Furthermore, it appears that many characteristics of low-grade gliomas can also be identified in A4. In terms of radiological characteristics, our investigation underscores that the predominant majority of A4 cases (82%) present CnCE feature, which has been labelled as “low-grade appearance”, consistent with earlier research [31, 34,35,36]. Hence, we included the CnCE in our integrated model to predict A4 phenotype. Similarly, Lasocki et al. [35] found a close relationship between mass-like non-CE tumor morphology in GBM and the IDH mutation phenotype. Additionally, our findings reveal partial enhancement in A4, primarily due to the prevalence of enhancing characteristics in A4 tumors alongside a relatively large proportion of non-CE tumor [34, 37], consistent with prior research findings [31]. From a hispathological perspective, Qiu et al. [33] found that over 50% of A4 histopathologies exhibit components of low-grade gliomas, a proportion significantly higher than that observed in IDH wild-type glioblastoma. In terms of molecular characteristics, previous studies have identified genetic similarities between de novo primary A4 and evolved secondary A4 (initially diagnosed as Grade 2 or Grade 3 astrocytomas [38, 39], suggesting a potential secondary transformation of A4 from low-grade gliomas [7]. All these low-grade gliomas characteristics may contribute to the relatively favorable clinical outcome of A4.

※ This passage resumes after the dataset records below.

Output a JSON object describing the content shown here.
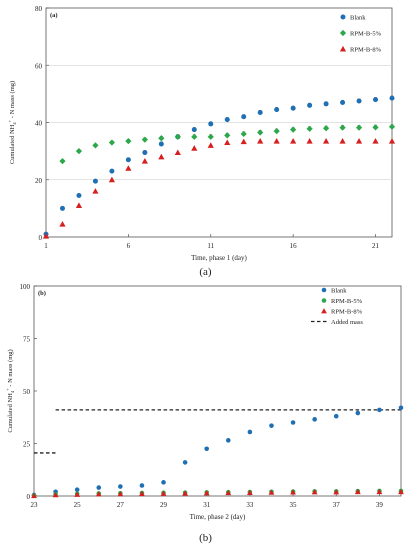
{
  "chart_data": [
    {
      "type": "scatter",
      "panel_tag": "(a)",
      "caption": "(a)",
      "xlabel": "Time,  phase 1 (day)",
      "ylabel": "Cumulated NH4+-N mass (mg)",
      "ylabel_parts": {
        "pre": "Cumulated NH",
        "sub": "4",
        "sup": "+",
        "post": " - N mass (mg)"
      },
      "xlim": [
        1,
        22
      ],
      "ylim": [
        0,
        80
      ],
      "xticks": [
        1,
        6,
        11,
        16,
        21
      ],
      "yticks": [
        0,
        20,
        40,
        60,
        80
      ],
      "legend_position": "top-right",
      "colors": {
        "blank": "#1f6fb4",
        "rpm5": "#2ca84a",
        "rpm8": "#d62020",
        "errorbar": "#888888"
      },
      "x": [
        1,
        2,
        3,
        4,
        5,
        6,
        7,
        8,
        9,
        10,
        11,
        12,
        13,
        14,
        15,
        16,
        17,
        18,
        19,
        20,
        21,
        22
      ],
      "series": [
        {
          "name": "Blank",
          "marker": "circle",
          "values": [
            1,
            10,
            14.5,
            19.5,
            23,
            27,
            29.5,
            32.5,
            35,
            37.5,
            39.5,
            41,
            42,
            43.5,
            44.5,
            45,
            46,
            46.5,
            47,
            47.5,
            48,
            48.5
          ]
        },
        {
          "name": "RPM-B-5%",
          "marker": "diamond",
          "values": [
            null,
            26.5,
            30,
            32,
            33,
            33.5,
            34,
            34.5,
            35,
            35,
            35,
            35.5,
            36,
            36.5,
            37,
            37.5,
            37.8,
            38,
            38.2,
            38.2,
            38.3,
            38.5
          ]
        },
        {
          "name": "RPM-B-8%",
          "marker": "triangle",
          "values": [
            0.3,
            4.5,
            11,
            16,
            20,
            24,
            26.5,
            28,
            29.5,
            31,
            32,
            33,
            33.3,
            33.5,
            33.5,
            33.5,
            33.5,
            33.5,
            33.5,
            33.5,
            33.5,
            33.5
          ]
        }
      ]
    },
    {
      "type": "scatter",
      "panel_tag": "(b)",
      "caption": "(b)",
      "xlabel": "Time,  phase 2 (day)",
      "ylabel": "Cumulated NH4+-N mass (mg)",
      "ylabel_parts": {
        "pre": "Cumulated NH",
        "sub": "4",
        "sup": "+",
        "post": " - N mass (mg)"
      },
      "xlim": [
        23,
        40
      ],
      "ylim": [
        0,
        100
      ],
      "xticks": [
        23,
        25,
        27,
        29,
        31,
        33,
        35,
        37,
        39
      ],
      "yticks": [
        0,
        25,
        50,
        75,
        100
      ],
      "legend_position": "top-right",
      "colors": {
        "blank": "#1f6fb4",
        "rpm5": "#2ca84a",
        "rpm8": "#d62020",
        "errorbar": "#888888",
        "added": "#222222"
      },
      "x": [
        23,
        24,
        25,
        26,
        27,
        28,
        29,
        30,
        31,
        32,
        33,
        34,
        35,
        36,
        37,
        38,
        39,
        40
      ],
      "series": [
        {
          "name": "Blank",
          "marker": "circle",
          "values": [
            0.5,
            2,
            3,
            4,
            4.5,
            5,
            6.5,
            16,
            22.5,
            26.5,
            30.5,
            33.5,
            35,
            36.5,
            38,
            39.5,
            41,
            42
          ]
        },
        {
          "name": "RPM-B-5%",
          "marker": "circle",
          "values": [
            0.2,
            0.8,
            1,
            1.2,
            1.3,
            1.4,
            1.5,
            1.6,
            1.7,
            1.8,
            1.9,
            2,
            2.1,
            2.2,
            2.2,
            2.3,
            2.4,
            2.4
          ]
        },
        {
          "name": "RPM-B-8%",
          "marker": "triangle",
          "values": [
            0.1,
            0.5,
            0.7,
            0.9,
            1,
            1.1,
            1.2,
            1.3,
            1.4,
            1.5,
            1.6,
            1.7,
            1.8,
            1.9,
            1.9,
            2,
            2,
            2
          ]
        }
      ],
      "added_mass": {
        "name": "Added mass",
        "segments": [
          {
            "x": [
              23,
              24
            ],
            "y": 20.5
          },
          {
            "x": [
              24,
              40
            ],
            "y": 41
          }
        ]
      }
    }
  ]
}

Moreover, our study elucidates that patient with CnCE shows a more favorable prognosis. This protective prognostic attribute even persists after multivariable analysis. In line with previous investigations, primary A4 patients presenting with mixed low-grade gliomas components also demonstrate enhanced clinical outcomes [33]. Both preoperative imaging and histopathological assessments suggest a more favorable prognosis for A4 tumors exhibiting characteristics consistent with low-grade gliomas. This observation may imply an early morphological transition of A4 from a low-grade glioma to a secondary glioblastoma. Although prior studies did not confirm the prognostic advantage of mixed pathology in secondary A4 [33], it is important to acknowledge that these studies primarily assessed survival periods from the confirmation of Grade 4 glioma through a second surgery to the occurrence of events, without considering the disease course of initially diagnosed Grade 2 or Grade 3 astrocytoma.

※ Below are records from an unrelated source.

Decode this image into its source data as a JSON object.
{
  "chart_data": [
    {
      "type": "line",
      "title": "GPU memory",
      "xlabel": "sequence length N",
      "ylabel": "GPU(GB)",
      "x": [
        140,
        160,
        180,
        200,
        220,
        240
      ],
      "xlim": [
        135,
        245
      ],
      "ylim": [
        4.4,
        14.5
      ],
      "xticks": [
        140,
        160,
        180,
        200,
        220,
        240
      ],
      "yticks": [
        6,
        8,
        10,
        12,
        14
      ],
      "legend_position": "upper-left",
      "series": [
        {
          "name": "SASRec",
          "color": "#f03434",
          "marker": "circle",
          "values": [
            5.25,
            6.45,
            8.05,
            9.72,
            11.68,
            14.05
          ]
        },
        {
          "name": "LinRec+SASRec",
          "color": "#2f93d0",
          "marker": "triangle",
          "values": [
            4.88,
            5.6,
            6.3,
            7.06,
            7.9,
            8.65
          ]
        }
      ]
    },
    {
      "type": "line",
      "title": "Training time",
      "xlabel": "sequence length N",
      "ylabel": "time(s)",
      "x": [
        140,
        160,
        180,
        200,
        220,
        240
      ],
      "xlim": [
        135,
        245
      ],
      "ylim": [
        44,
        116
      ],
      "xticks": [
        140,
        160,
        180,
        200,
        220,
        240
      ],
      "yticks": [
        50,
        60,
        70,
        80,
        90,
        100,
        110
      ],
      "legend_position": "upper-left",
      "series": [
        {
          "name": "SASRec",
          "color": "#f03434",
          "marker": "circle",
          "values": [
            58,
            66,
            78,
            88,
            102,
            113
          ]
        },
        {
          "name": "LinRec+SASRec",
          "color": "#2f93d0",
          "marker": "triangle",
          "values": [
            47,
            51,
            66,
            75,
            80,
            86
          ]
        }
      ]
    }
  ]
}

This study is subject to several limitations. Firstly, its retrospective design introduces inherent biases related to patient selection. Secondly, the relatively low incidence of primary A4 and mGBM limits the depth of consecutive patient enrollment in this single-center study. Thirdly, the predictive models developed for A4 do not encompass Grade 3 gliomas and low-grade gliomas, potentially limiting their clinical applicability to some extent. Lastly, ongoing follow-up until the last patient reaches the endpoint is necessary to validate the results and conclusions drawn from this research.

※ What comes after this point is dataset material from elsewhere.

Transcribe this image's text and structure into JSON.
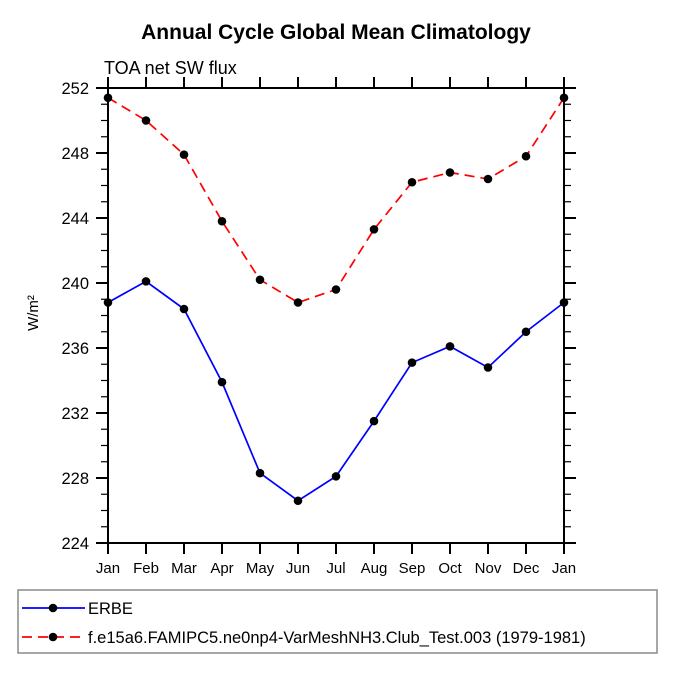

In conclusion, our study sheds light on the complex landscape of Grade 4 gliomas, particularly A4 and mGBM, under the updated WHO classification. Through comprehensive analysis encompassing clinical, radiological, molecular, and therapeutic aspects, we have uncovered distinct characteristics and prognostic implications associated with these glioma subtypes. Our findings underscore the importance of integrating multimodal approaches, including neuroimaging features and molecular profiling, to accurately diagnose and prognosticate Grade 4 gliomas. Moreover, the development of predictive models for A4 holds promise for enhancing preoperative assessment and guiding personalized treatment strategies.